Green agenda and just transition
The ETUC supports the objective of the Fit for 55 package to rapidly reduce EU’s greenhouse gas emissions. However, growth and job creation in Europe can still be at odds with the achievement of the green agenda. Furthermore, in a context of exploding energy prices, the creation of a separate EU ETS for road transport and building will make working people holding the cost of the green transition by raising energy bills and lead to further backlash against urgently needed climate action. The burden of the climate transition is being placed on low-income households at a time when 50 million EU households are already in energy poverty while the principle 20 of the EPSR recalls that “everyone has the right to access essential services of good quality, including […] energy”. Nonetheless, some countries and economic sectors are showing the way ahead creating a positive correlation between economic expansion, job creation and reduce environmental impact.
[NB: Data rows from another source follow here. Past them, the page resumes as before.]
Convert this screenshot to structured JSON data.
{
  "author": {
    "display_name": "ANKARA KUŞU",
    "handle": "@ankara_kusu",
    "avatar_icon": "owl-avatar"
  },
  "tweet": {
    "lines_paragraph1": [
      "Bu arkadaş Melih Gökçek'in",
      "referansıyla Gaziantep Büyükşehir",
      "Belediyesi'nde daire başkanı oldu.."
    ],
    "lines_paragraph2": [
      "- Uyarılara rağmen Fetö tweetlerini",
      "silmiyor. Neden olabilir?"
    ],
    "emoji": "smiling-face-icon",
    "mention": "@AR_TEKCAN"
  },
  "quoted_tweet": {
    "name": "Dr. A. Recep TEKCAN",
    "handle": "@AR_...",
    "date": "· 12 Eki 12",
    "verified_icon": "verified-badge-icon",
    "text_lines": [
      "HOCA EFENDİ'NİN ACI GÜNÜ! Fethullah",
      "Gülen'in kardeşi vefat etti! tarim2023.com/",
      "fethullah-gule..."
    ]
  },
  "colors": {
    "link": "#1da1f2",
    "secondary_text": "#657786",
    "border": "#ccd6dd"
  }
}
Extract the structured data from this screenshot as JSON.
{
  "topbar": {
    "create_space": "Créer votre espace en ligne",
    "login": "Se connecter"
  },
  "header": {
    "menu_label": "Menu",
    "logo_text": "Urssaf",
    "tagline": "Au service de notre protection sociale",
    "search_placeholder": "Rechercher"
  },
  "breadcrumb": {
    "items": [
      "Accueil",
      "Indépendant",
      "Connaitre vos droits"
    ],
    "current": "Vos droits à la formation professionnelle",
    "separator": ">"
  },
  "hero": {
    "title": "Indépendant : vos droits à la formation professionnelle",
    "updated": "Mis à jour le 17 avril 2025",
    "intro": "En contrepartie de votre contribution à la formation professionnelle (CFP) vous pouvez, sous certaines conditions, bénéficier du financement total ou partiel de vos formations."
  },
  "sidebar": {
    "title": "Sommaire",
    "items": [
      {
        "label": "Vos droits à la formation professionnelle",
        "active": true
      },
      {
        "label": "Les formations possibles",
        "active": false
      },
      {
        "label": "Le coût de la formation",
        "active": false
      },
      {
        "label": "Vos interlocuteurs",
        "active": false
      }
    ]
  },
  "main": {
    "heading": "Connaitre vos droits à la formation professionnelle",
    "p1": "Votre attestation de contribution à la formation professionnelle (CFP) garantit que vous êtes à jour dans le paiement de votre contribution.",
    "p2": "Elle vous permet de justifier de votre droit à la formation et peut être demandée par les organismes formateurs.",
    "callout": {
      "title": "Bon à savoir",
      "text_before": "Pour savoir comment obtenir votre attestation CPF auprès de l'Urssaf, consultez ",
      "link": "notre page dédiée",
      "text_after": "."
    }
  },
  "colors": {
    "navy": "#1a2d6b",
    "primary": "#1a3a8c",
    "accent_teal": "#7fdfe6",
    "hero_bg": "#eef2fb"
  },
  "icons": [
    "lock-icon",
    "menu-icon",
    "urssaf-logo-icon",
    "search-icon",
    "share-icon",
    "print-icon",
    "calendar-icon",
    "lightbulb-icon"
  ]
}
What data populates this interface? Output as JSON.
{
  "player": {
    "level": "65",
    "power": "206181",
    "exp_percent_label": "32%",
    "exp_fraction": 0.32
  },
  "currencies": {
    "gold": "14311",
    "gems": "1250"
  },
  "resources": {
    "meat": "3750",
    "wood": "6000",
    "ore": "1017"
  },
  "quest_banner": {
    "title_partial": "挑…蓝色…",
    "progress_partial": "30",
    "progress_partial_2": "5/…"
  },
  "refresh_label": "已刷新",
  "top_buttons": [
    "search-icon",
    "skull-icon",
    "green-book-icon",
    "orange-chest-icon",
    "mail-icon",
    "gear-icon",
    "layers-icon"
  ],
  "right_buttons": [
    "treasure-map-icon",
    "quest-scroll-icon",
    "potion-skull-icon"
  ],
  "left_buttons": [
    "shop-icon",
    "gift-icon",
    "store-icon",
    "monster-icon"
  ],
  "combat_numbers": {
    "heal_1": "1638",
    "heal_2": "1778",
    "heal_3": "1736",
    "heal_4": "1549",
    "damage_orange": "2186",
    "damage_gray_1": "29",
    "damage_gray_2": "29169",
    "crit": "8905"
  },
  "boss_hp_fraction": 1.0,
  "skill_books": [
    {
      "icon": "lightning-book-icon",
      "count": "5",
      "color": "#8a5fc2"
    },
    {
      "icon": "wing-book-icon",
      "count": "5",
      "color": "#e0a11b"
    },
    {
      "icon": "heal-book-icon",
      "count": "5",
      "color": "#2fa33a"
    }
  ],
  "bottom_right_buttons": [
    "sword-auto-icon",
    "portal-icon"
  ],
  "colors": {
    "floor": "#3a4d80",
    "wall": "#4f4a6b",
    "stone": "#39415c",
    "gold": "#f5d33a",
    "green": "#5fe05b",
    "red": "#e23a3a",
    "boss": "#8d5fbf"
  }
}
The RRF is crucial to convert the EU economy to fight climate change and reduce environmental impact. While the RRF’s implementation should be monitored together with social partners to identify the just transition needs, the NRRPs alone cannot fulfil the needs of the European workforce to go through the green transition. The EU Semester should help by allocating structural funds in a way that they are complementary to the NRRPs to provide skills and activation measures for workers in order to ensure continuation of employment or a quicker transition to new jobs, and shelter those that are affected by the green transition.
National Plans allocate huge financial resources to this objective even if for the transition to happen, it needs to be inclusive and socially fair. The burden of the transition should not be supported by low-income households or vulnerable groups and no worker should be left behind in this process. Sustainable investment can align private sector to the EU social, environmental and economic objectives. Waiting for a full implementation of the EU taxonomy for sustainable investments, the EU Semester may start measuring the impact of private investments for social progress and green transition using an SDG8-centred approach and the EPSR.
The RRF and next Semester cycles have to be a “game changer” to convert the EU into an economy that ensures growth, jobs and environmental sustainability. The correlation between the #EU_SDG8 and indicators of green sustainability should help identify concrete measures for a just transition. Such Just Transition Framework should (1) guarantee that just transition strategies are developed in all sectors and regions through social dialogue and collective bargaining, (2) guarantee worker’s right to information, consultation and participation, especially in case of restructuring processes and decarbonisation plans, (3) guarantee individual’s right to training and worker’s participation in the design of training programmes, and (4) secure sufficient investments as well as develop industrial strategies to create alternative quality job opportunities.